Borja: "Mi abuelo Luis tenía dos costumbres que él consideraba manías. Le gustaba filosofar mientras tomaba un vinín en el bar que había debajo de su casa. Y era un acérrimo defensor de los chistes malos como resumen del significado de la vida. Un día se puso muy serio y me dijo: no dejes que el cinismo se convierta en una forma de comodidad. Y luego se echó a reír, consciente de que se había pasado de solemnidad, pero convencido de que su mensaje había llegado. A mí. Y puedo decir y digo que entre mis numerosos defectos no figura el de ser un cínico tal y como lo entendemos ahora. Sí acepto como válida las enseñanzas del cinismo en sus orígenes como una vía para encontrar la sabiduría y la libertad del espíritu.

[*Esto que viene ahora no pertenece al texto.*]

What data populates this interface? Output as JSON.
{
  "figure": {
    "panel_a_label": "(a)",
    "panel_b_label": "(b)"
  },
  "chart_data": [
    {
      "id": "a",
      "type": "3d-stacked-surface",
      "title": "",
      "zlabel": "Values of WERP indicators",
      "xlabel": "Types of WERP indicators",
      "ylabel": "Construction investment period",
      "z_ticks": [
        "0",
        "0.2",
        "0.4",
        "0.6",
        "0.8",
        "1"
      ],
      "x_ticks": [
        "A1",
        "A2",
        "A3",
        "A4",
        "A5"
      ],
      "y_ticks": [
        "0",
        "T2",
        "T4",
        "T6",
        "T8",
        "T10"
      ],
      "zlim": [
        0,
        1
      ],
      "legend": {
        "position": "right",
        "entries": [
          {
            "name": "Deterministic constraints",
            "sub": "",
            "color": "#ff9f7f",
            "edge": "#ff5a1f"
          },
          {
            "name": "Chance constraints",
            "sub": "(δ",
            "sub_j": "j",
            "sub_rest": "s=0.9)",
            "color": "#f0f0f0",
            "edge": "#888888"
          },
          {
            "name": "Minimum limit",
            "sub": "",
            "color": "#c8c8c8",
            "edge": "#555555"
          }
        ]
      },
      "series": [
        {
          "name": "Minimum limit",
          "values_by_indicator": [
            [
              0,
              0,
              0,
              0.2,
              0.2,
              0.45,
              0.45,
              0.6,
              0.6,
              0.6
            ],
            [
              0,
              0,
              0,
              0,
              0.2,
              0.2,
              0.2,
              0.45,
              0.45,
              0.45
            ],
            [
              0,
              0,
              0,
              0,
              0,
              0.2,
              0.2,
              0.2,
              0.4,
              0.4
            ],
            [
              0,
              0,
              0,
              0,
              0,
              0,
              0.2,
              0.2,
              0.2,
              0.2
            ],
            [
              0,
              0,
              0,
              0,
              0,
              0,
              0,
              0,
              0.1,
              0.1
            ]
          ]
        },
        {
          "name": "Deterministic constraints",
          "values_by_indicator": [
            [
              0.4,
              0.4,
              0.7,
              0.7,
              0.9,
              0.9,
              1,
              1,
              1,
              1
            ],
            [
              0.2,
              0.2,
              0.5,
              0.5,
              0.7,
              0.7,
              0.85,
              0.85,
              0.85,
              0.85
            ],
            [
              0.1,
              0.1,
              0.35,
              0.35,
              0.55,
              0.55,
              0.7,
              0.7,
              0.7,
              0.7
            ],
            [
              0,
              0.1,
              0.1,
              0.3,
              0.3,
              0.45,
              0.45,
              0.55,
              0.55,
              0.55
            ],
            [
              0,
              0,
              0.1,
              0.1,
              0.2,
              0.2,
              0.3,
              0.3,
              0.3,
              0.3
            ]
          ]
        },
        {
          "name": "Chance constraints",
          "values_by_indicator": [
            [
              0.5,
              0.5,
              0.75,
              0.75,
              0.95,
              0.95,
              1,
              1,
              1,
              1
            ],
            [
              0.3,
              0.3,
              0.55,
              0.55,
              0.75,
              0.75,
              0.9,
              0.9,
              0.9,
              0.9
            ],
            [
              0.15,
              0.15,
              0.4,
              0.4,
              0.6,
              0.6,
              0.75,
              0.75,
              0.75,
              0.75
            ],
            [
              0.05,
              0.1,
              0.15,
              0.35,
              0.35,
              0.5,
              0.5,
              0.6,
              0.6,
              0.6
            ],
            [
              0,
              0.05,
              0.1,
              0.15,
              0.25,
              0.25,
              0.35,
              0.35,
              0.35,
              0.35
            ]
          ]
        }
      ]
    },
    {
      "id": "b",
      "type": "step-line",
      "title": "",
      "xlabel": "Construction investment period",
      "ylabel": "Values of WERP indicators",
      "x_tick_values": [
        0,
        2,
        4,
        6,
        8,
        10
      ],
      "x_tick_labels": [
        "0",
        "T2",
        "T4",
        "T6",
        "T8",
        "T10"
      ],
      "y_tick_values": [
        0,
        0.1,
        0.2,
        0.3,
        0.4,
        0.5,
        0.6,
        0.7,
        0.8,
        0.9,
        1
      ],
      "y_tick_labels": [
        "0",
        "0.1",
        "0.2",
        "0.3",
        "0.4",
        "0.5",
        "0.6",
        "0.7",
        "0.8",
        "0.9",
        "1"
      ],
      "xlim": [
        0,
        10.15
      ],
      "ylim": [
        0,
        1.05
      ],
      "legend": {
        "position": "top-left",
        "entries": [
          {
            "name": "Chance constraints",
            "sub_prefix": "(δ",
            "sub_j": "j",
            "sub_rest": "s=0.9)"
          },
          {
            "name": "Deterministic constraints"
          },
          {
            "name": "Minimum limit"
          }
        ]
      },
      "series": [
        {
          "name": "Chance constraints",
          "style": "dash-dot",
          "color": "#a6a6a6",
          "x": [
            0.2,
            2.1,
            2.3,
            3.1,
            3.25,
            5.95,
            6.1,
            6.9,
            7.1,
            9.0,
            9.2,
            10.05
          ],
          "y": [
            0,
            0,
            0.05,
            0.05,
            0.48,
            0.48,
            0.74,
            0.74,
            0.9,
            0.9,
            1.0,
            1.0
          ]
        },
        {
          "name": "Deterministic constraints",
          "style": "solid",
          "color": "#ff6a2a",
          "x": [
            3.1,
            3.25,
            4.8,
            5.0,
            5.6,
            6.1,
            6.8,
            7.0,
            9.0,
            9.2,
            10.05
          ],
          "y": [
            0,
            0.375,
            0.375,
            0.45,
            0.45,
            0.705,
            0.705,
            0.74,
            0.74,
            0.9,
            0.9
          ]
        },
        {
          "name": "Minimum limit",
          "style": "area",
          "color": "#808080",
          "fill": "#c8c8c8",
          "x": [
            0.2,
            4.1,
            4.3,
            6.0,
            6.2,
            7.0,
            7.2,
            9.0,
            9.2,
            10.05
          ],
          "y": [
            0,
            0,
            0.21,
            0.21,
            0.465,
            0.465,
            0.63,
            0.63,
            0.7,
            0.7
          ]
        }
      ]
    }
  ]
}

Mi abuelo no se consideraba un ejemplo de nada, pero le gustaba decir que nadie podía acusarle de haber sido un traidor, un embustero o un hipócrita. Dejó muchos trabajos para no serlo y bastantes falsos amigos se quedaron por el camino. No aparentaba ser lo que no era y se burlaba de quienes convertían sus vidas en una permanente competición para ganar más dinero, cambiar de coche cada dos por tres y ponerle cuernos a la pareja sin el menor atisbo de remordimientos. Mi abuelo seguía viendo las películas de Chaplin y Buster Keaton cuando le acechaba la tristeza, y sé de buena tinta que superó la ausencia de mi abuela leyendo y releyendo a Chesterton y Agatha Christie. Creo que su devoción por las investigaciones y el humor tenía algo que ver con sus sueños inalcanzables: de niño quería ser cura, detective privado y payaso. Por ese orden. Descartó lo primero porque se hizo ateo, lo segundo no podía serlo porque era demasiado impaciente y lo tercero no parecía una profesión de futuro que permitiera sacar a una familia adelante. Pero nunca dejó de intentar arrancar carcajadas a los demás, sobre todo con su arsenal de chistes malos, muy malos y peores. La última vez que le vi estaba muy enfermo y me despidió con su favorito: ¿Qué hace un pez en el agua? Nada. Y yo me reí por no llorar".